🚀 CMIRNet: Cross-Modal Interactive Reasoning Network for Referring Image Segmentation

---
license: apache-2.0
tags:
- referring-image-segmentation
- vision-language
- multimodal
- cross-modal-reasoning
- graph-neural-network
- pytorch
---

<a id="top"></a>
<div align="center">
  <h1>🚀 CMIRNet: Cross-Modal Interactive Reasoning Network for Referring Image Segmentation</h1>

  <p>
    <b>Mingzhu Xu</b><sup>1</sup>&nbsp;
    <b>Tianxiang Xiao</b><sup>1</sup>&nbsp;
    <b>Yutong Liu</b><sup>1</sup>&nbsp;
    <b>Haoyu Tang</b><sup>1</sup>&nbsp;
    <b>Yupeng Hu</b><sup>1✉</sup>&nbsp;
    <b>Liqiang Nie</b><sup>1</sup>
  </p>

  <p>
    <sup>1</sup>Affiliation (Please update if needed)
  </p>
</div>

These are the official implementation details and pre-trained models for **CMIRNet**, a Cross-Modal Interactive Reasoning Network designed for Referring Image Segmentation (RIS).

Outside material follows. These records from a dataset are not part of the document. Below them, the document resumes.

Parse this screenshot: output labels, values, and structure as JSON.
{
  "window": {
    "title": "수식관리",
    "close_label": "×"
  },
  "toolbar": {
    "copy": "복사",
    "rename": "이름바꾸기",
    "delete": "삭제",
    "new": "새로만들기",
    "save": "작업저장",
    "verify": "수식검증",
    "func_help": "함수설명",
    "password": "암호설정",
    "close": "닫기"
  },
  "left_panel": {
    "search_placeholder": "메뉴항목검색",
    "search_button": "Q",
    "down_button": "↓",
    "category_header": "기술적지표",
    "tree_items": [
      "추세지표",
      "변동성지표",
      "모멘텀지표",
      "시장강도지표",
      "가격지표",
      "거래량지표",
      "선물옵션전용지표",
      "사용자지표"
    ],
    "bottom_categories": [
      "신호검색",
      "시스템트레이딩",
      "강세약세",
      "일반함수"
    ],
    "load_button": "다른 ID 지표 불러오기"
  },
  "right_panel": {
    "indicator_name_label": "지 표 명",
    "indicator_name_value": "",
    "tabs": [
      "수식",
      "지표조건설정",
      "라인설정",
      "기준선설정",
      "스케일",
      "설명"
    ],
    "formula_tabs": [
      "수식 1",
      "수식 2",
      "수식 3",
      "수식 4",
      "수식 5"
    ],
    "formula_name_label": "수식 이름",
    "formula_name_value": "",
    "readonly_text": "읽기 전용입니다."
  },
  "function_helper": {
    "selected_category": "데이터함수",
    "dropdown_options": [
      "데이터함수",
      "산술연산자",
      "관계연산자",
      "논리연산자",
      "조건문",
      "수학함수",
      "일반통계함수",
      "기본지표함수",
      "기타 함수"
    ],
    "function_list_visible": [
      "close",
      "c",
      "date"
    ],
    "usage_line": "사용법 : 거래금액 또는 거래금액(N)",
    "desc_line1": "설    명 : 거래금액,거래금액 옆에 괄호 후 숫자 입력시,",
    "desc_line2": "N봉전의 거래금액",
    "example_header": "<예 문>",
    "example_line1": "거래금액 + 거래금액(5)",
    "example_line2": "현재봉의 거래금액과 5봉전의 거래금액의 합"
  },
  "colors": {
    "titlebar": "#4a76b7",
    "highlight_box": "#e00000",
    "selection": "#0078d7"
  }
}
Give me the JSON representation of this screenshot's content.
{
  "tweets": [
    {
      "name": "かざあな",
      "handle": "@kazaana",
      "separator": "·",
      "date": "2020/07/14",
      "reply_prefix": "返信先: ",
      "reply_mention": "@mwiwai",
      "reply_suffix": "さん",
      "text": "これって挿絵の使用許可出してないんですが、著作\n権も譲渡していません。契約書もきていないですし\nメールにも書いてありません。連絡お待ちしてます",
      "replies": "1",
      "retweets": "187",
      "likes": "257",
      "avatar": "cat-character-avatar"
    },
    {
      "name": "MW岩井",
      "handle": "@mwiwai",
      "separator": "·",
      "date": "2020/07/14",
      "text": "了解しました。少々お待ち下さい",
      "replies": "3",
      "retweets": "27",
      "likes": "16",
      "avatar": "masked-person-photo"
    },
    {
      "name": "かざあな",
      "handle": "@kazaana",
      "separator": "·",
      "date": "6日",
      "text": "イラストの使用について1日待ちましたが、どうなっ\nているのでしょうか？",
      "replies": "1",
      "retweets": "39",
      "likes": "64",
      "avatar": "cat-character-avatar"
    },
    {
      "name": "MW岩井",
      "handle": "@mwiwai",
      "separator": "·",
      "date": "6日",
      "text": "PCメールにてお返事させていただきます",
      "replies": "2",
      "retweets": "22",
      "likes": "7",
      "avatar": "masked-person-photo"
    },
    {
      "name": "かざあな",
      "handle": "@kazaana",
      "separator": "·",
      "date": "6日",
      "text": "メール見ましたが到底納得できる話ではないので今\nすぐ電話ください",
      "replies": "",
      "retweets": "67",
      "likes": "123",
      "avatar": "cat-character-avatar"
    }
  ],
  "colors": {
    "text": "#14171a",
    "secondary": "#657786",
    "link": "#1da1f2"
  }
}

🔗 **Paper:** IEEE Transactions on Circuits and Systems for Video Technology (TCSVT), 2024  
🔗 **Task:** Referring Image Segmentation (RIS)  
🔗 **Framework:** PyTorch  

---

## 📌 Model Information

### 1. Model Name
**CMIRNet** (Cross-Modal Interactive Reasoning Network)

---

### 2. Task Type & Applicable Tasks
- **Task Type:** Vision-Language / Multimodal Learning  
- **Core Task:** Referring Image Segmentation (RIS)  
- **Applicable Scenarios:**
  - Language-guided object segmentation  
  - Cross-modal reasoning  
  - Vision-language alignment  
  - Scene understanding with textual queries  

---

### 3. Project Introduction

Referring Image Segmentation (RIS) aims to segment target objects in an image based on natural language descriptions. The key challenge lies in **fine-grained cross-modal alignment** and **complex reasoning between visual and linguistic modalities**.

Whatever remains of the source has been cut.